As far as Luz’s family is concerned, her death in Oriental Mindoro is one that perfectly fits the EJK profile.
“Isn’t it [an EJK] when a state agent, someone in authority, unjustly kills a helpless civilian?” her sister Perlita Alvarez asked. “To me, that should be clear enough.”
The Philippine National Police recently said there had been no case of EJK over the past year, in reaction to a Social Weather Stations survey that showed 74 percent of Filipinos feared becoming victims themselves of Mr. Duterte’s war on drugs.
The antinarcotics drive has killed thousands of suspects, drawing condemnation in the country and abroad.
EJKs, as defined in Administrative Order No. 35, refer to the killings of journalists or people affiliated with cause-oriented organizations — whether political, environmental, agrarian or labor.
The killers should be state agents or nonstate agents and the attack carried out in a manner showing “deliberate intent to kill,” the order said.
Luz, 51, was the regional chair of Citizens Crime Watch, an anticrime watchdog, when she was gunned down in front of her home in Barangay Maligaya in Gloria town.
At least two of the four identified gunmen were police officers, one of whom wore a balaclava and the other a woman’s wig to conceal their identities.
On Oct. 9, Luz’s family quietly marked the “babang luksa” on the first death anniversary of a loved one that signifies the end of the mourning period.
Alvarez, who lives in Batangas province, chose to skip the tradition. “I just don’t feel this is the right time [to move on],” she said.
She said two prime suspects — Senior Insp. Magdalino Pimentel Jr. and Insp. Markson Almeranez — were released on bail in August.

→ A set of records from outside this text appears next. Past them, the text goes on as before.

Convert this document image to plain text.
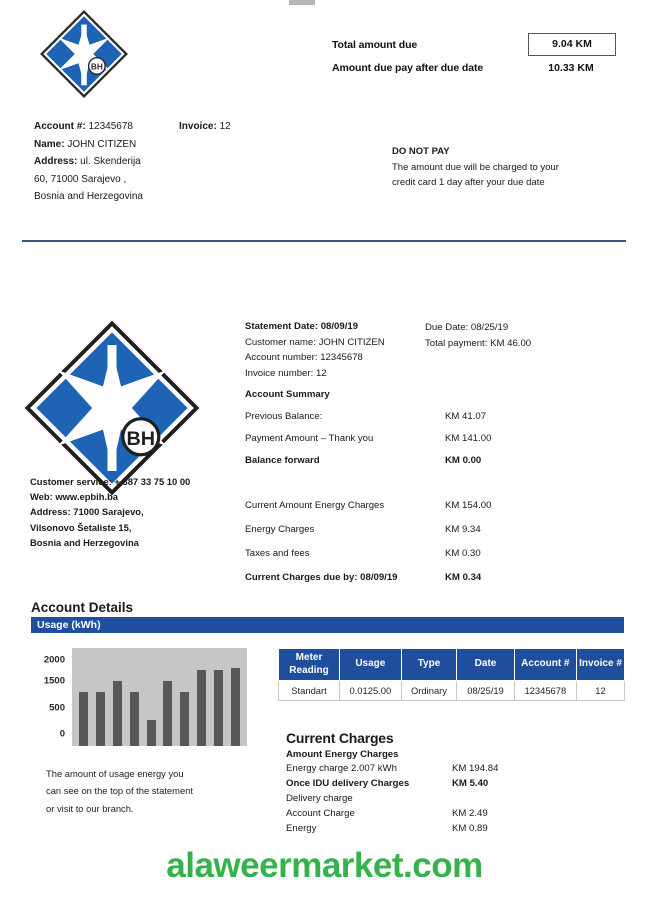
BH
Total amount due	9.04 KM
Amount due pay after due date	10.33 KM
Account #: 12345678	Invoice: 12
Name: JOHN CITIZEN
Address: ul. Skenderija
60, 71000 Sarajevo ,
Bosnia and Herzegovina
DO NOT PAY
The amount due will be charged to your
credit card 1 day after your due date
BH
Statement Date: 08/09/19
Customer name: JOHN CITIZEN
Account number: 12345678
Invoice number: 12
Due Date: 08/25/19
Total payment: KM 46.00
Account Summary
Previous Balance:	KM 41.07
Payment Amount – Thank you	KM 141.00
Balance forward	KM 0.00
Current Amount Energy Charges	KM 154.00
Energy Charges	KM 9.34
Taxes and fees	KM 0.30
Current Charges due by: 08/09/19	KM 0.34
Customer service: + 387 33 75 10 00
Web: www.epbih.ba
Address: 71000 Sarajevo,
Vilsonovo Šetaliste 15,
Bosnia and Herzegovina
Account Details
Usage (kWh)
2000
1500
500
0
The amount of usage energy you
can see on the top of the statement
or visit to our branch.
Meter Reading	Usage	Type	Date	Account #	Invoice #
Standart	0.0125.00	Ordinary	08/25/19	12345678	12
Current Charges
Amount Energy Charges
Energy charge 2.007 kWh	KM 194.84
Once IDU delivery Charges	KM 5.40
Delivery charge
Account Charge	KM 2.49
Energy	KM 0.89
alaweermarket.com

The court granted the police officers’ petition for bail, saying the prosecution failed to establish “conspiracy” in the murder.

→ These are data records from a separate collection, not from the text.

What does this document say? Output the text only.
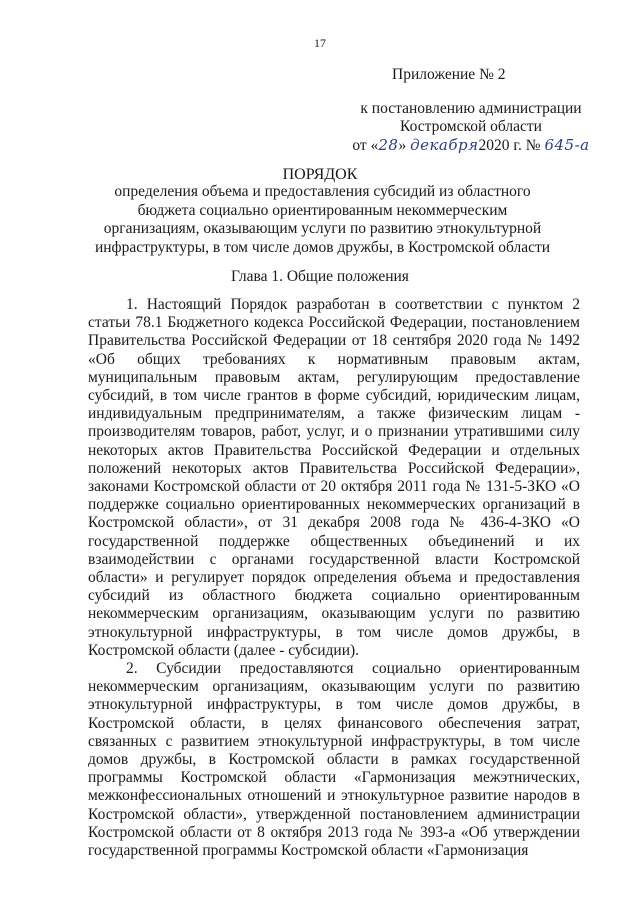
17
Приложение № 2
к постановлению администрации
Костромской области
от «28» декабря2020 г. № 645-а
ПОРЯДОК
определения объема и предоставления субсидий из областного бюджета социально ориентированным некоммерческим организациям, оказывающим услуги по развитию этнокультурной инфраструктуры, в том числе домов дружбы, в Костромской области
Глава 1. Общие положения

1. Настоящий Порядок разработан в соответствии с пунктом 2 статьи 78.1 Бюджетного кодекса Российской Федерации, постановлением Правительства Российской Федерации от 18 сентября 2020 года № 1492 «Об общих требованиях к нормативным правовым актам, муниципальным правовым актам, регулирующим предоставление субсидий, в том числе грантов в форме субсидий, юридическим лицам, индивидуальным предпринимателям, а также физическим лицам - производителям товаров, работ, услуг, и о признании утратившими силу некоторых актов Правительства Российской Федерации и отдельных положений некоторых актов Правительства Российской Федерации», законами Костромской области от 20 октября 2011 года № 131-5-ЗКО «О поддержке социально ориентированных некоммерческих организаций в Костромской области», от 31 декабря 2008 года № 436-4-ЗКО «О государственной поддержке общественных объединений и их взаимодействии с органами государственной власти Костромской области» и регулирует порядок определения объема и предоставления субсидий из областного бюджета социально ориентированным некоммерческим организациям, оказывающим услуги по развитию этнокультурной инфраструктуры, в том числе домов дружбы, в Костромской области (далее - субсидии).

2. Субсидии предоставляются социально ориентированным некоммерческим организациям, оказывающим услуги по развитию этнокультурной инфраструктуры, в том числе домов дружбы, в Костромской области, в целях финансового обеспечения затрат, связанных с развитием этнокультурной инфраструктуры, в том числе домов дружбы, в Костромской области в рамках государственной программы Костромской области «Гармонизация межэтнических, межконфессиональных отношений и этнокультурное развитие народов в Костромской области», утвержденной постановлением администрации Костромской области от 8 октября 2013 года № 393-а «Об утверждении государственной программы Костромской области «Гармонизация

“During one of the hearings, I happened to be seated next to Pimentel. He was no longer in handcuffs then,”
Feeling uneasy, she said she quietly played a Christian song from her cell phone. “You’d be surprised, Pimentel started [humming to] it,” she said.
The Inquirer’s calls to a cell phone number identified to be Pimentel’s went unanswered, but police sources said Pimentel and Almeranez were recently asked to report to the Mindoro, Marinduque, Romblon, Palawan (Mimaropa) police headquarters here.

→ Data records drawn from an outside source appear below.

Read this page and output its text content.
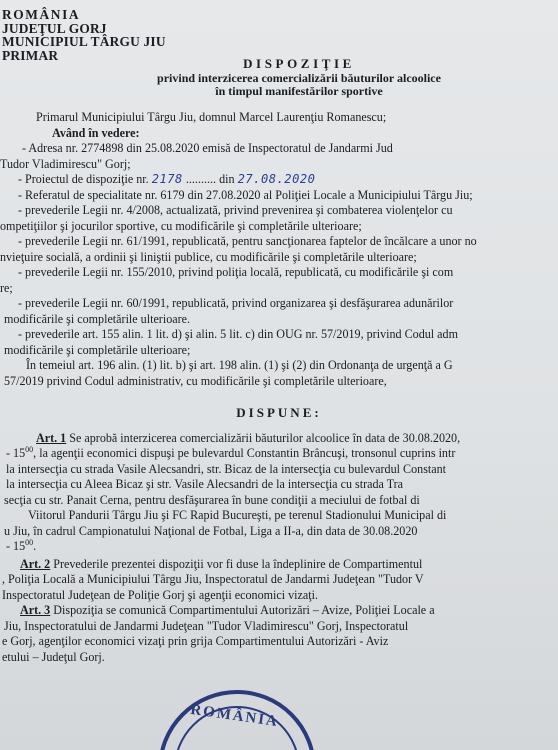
ROMÂNIA
JUDEŢUL GORJ
MUNICIPIUL TÂRGU JIU
PRIMAR
DISPOZIŢIE
privind interzicerea comercializării băuturilor alcoolice
în timpul manifestărilor sportive
Primarul Municipiului Târgu Jiu, domnul Marcel Laurenţiu Romanescu;
Având în vedere:
- Adresa nr. 2774898 din 25.08.2020 emisă de Inspectoratul de Jandarmi Jud
Tudor Vladimirescu" Gorj;
- Proiectul de dispoziţie nr. 2178 .......... din 27.08.2020
- Referatul de specialitate nr. 6179 din 27.08.2020 al Poliţiei Locale a Municipiului Târgu Jiu;
- prevederile Legii nr. 4/2008, actualizată, privind prevenirea şi combaterea violenţelor cu
ompetiţiilor şi jocurilor sportive, cu modificările şi completările ulterioare;
- prevederile Legii nr. 61/1991, republicată, pentru sancţionarea faptelor de încălcare a unor no
nvieţuire socială, a ordinii şi liniştii publice, cu modificările şi completările ulterioare;
- prevederile Legii nr. 155/2010, privind poliţia locală, republicată, cu modificările şi com
re;
- prevederile Legii nr. 60/1991, republicată, privind organizarea şi desfăşurarea adunărilor
modificările şi completările ulterioare.
- prevederile art. 155 alin. 1 lit. d) şi alin. 5 lit. c) din OUG nr. 57/2019, privind Codul adm
modificările şi completările ulterioare;
În temeiul art. 196 alin. (1) lit. b) şi art. 198 alin. (1) şi (2) din Ordonanţa de urgenţă a G
57/2019 privind Codul administrativ, cu modificările şi completările ulterioare,
DISPUNE:
Art. 1 Se aprobă interzicerea comercializării băuturilor alcoolice în data de 30.08.2020,
- $15^{00}$, la agenţii economici dispuşi pe bulevardul Constantin Brâncuşi, tronsonul cuprins intr
la intersecţia cu strada Vasile Alecsandri, str. Bicaz de la intersecţia cu bulevardul Constant
la intersecţia cu Aleea Bicaz şi str. Vasile Alecsandri de la intersecţia cu strada Tra
secţia cu str. Panait Cerna, pentru desfăşurarea în bune condiţii a meciului de fotbal di
Viitorul Pandurii Târgu Jiu şi FC Rapid Bucureşti, pe terenul Stadionului Municipal di
u Jiu, în cadrul Campionatului Naţional de Fotbal, Liga a II-a, din data de 30.08.2020
- $15^{00}$.
Art. 2 Prevederile prezentei dispoziţii vor fi duse la îndeplinire de Compartimentul
, Poliţia Locală a Municipiului Târgu Jiu, Inspectoratul de Jandarmi Judeţean "Tudor V
Inspectoratul Judeţean de Poliţie Gorj şi agenţii economici vizaţi.
Art. 3 Dispoziţia se comunică Compartimentului Autorizări – Avize, Poliţiei Locale a
Jiu, Inspectoratului de Jandarmi Judeţean "Tudor Vladimirescu" Gorj, Inspectoratul
e Gorj, agenţilor economici vizaţi prin grija Compartimentului Autorizări - Aviz
etului – Judeţul Gorj.
ROMÂNIA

Supt. Imelda Tolentino, spokesperson for the regional police, said Pimentel and Almeranez had just “personally received” a copy of the PNP order dismissing them from the service on Tuesday.
“The last time I talked to them, they said they would file an appeal,” said Supt. William Destura, head of the PNP Internal Affairs Service in Oriental Mindoro.
The next court hearing in Manila is scheduled for Oct. 26.
“I don’t feel any hatred toward the police,” said Alvarez, a church worker who gives inspirational talk to policemen and inmates in Batangas.
Alvarez said the legal battle was taking its toll on her family but it was standing firm against any offer of settlement.
The policemen in Gloria, who arrested Pimentel and Almeranez on the night of the attack, also felt “demoralized” and exhausted given the slow pace of the court proceedings.
“To be honest, I don’t hate them anymore,” Alvarez said. “They have nothing to answer to our family anymore, but they still have to face the law.”